4.2. Synthesis of 3-(3-Bromophenyl)-7-acetoxycoumarin

In a 5 mL microwave vial containing 375 µL of triethylamine and 375 µL of acetic anhydride, 3-bromophenylacetic acid (325 mg; 1.5 mmol) and 2,4-dihydroxybenzaldehyde (209 mg; 1.5 mmol) were added, mixed for 5 min, and then heated to 110 °C for 5 min with 2 min of pre-stirring in a microwave synthesizer applied. MeOH (5 mL) was added into reaction mixture, mixed for 5 min, and then water was added to make H₂O/MeOH (2:8) solution. Precipitate was filtered and H₂O/MeOH (1:1) solution was used for washing the precipitate Crystallization of the filtered and air-dried precipitate from H₂O/MeOH (2:8) solution after drying in vacuo yielded (313 mg, 58 %) the titular compound as a light red powder. M.p. 164–167 °C.

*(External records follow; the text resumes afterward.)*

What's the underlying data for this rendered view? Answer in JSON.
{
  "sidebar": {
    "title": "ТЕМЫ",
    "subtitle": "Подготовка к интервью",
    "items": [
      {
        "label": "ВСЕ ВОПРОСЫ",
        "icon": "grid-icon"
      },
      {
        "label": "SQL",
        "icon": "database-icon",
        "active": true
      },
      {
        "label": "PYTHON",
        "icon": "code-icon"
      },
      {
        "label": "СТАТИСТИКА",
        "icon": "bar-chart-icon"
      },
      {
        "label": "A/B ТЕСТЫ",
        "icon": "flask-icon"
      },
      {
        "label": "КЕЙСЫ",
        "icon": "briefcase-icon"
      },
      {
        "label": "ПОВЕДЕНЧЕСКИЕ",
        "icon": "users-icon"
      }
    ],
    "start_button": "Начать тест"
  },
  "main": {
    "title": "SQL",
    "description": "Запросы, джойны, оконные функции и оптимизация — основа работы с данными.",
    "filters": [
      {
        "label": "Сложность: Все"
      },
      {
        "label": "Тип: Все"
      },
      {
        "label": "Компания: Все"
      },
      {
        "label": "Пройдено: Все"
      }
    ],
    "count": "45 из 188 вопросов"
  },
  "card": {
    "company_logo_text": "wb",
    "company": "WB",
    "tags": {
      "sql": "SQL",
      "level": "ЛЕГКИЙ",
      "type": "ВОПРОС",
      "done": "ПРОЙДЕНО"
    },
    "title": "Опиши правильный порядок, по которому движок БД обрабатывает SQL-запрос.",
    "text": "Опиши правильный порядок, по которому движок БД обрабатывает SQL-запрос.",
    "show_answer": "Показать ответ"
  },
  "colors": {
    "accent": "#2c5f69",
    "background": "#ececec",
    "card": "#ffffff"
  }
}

¹H NMR δ 7.83 (t, J = 1.8 Hz, 1H), 7.81 (s, 1H), 7.67–7.64 (m, 1H), 7.57–7.53 (m, 2H), 7.33 (t, J = 7.9 Hz, 1H), 7.16 (d, J = 1.9 Hz, 1H), 7.09 (dd, J = 2.1, 8.4 Hz, 1H), 2.35 (s, 1H). ¹³C NMR δ 168.7, 159.8, 154.2, 153.2, 139.8, 136.5, 131.9, 131.4, 130.0, 128.8, 127.2, 126.3, 122.5, 118.7, 117.2, 110.1, 21,2. HRMS m/z: [M + H]⁺ Calcd for C₁₇H₁₁O₄Br 358.9919; found: 358.9916.

5. Conclusions

In this study, we have developed an easily accessible starting material for natural product syntheses using a simple and efficient microwave-assisted reaction.